I liked the piece so much that I immediately went about the task of writing a letter to the editor about it. My letter, submitted on December 5, said this:
To the Editor,
Pamela Paul’s December 4 piece, “Free to be You and Me. Or Not,” explains the conflicts between sex and gender exceptionally well.
All 8 billion human beings on the planet are either female or male. As Paul correctly notes, there is a tiny fraction of human beings who have anomalous chromosomal conditions (differences of sexual development); all such people are still either female or male.
From a leftist feminist perspective, gender is a prison of sex-stereotypes that are designed to keep women (including lesbians) in positions of submission and subservience. The contemporary “gender identity” movement is simply a newer version of the same misogyny because it further entrenches sex-stereotypes in the law and throughout society.

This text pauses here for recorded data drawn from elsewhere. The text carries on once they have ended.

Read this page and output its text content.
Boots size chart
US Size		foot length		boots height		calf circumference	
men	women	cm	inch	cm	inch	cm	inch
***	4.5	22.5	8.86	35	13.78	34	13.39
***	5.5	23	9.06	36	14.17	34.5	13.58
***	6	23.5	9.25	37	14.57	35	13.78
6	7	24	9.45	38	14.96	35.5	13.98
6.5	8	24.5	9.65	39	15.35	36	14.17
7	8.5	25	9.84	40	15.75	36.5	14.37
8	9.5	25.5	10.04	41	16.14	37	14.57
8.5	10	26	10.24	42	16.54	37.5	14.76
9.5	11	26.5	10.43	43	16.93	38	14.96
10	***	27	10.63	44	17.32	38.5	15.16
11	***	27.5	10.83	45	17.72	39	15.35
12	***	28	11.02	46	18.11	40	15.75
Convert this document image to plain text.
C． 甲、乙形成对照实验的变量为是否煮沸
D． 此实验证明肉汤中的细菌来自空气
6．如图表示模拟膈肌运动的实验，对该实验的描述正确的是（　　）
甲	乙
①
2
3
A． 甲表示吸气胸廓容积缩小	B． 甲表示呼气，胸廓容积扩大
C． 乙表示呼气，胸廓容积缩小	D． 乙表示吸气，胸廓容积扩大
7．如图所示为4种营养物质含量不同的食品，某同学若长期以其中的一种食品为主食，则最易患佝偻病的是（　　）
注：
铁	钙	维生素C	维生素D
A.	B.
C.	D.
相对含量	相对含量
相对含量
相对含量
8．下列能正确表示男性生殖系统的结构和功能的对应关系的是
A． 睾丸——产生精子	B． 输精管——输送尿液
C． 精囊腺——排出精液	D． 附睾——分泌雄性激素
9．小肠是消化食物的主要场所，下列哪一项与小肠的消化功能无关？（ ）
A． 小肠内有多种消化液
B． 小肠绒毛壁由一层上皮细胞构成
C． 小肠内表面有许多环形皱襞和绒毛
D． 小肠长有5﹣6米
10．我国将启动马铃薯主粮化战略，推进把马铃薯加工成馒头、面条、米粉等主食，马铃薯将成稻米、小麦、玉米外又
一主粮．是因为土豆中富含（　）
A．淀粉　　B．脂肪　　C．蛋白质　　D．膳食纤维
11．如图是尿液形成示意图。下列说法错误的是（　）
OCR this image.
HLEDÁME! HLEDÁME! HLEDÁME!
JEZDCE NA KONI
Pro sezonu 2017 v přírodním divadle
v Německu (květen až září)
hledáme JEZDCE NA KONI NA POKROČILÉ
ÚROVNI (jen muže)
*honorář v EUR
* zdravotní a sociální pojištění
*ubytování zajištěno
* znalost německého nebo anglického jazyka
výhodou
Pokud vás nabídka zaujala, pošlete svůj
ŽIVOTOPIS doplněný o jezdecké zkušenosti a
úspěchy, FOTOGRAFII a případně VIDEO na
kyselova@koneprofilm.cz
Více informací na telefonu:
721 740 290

Our society should allow girls and boys alike to explore their tastes, preferences, and personalities without society (and our schools) telling them that doing so means that they’re the opposite sex. Human beings are sexually dimorphic mammals. None of us can change sex, regardless of identity. Good on Paul for saying so.
Kara Dansky
Kara Dansky is the president of the U.S. chapter of Women’s Declaration International and the author of the book, The Abolition of Sex: How the ‘Transgender’ Agenda Harms Women and Girls.
I received nothing in response, other than the usual automatic response telling me that it had been received.
The NY Times’s letter to the editor submission guidelines contain this:
Writers of letters selected for publication will be notified within a week.
Letters may be edited and shortened for space.
Due to the large volume of submissions we receive, we cannot personally acknowledge each submission.
If we decide not to publish your letter, you will receive an automated email reply.
It has been well over a week since I submitted my letter, so it’s clear that they are not going to publish it.
I completely understand that the NY times is under no obligation to publish any letter to the editor, ever. I know that it has complete discretion to determine which letters to publish and that very few submissions make it past their letters editor. I understand that they are under no obligation to publish letters from TERFs. But I sure wish they would.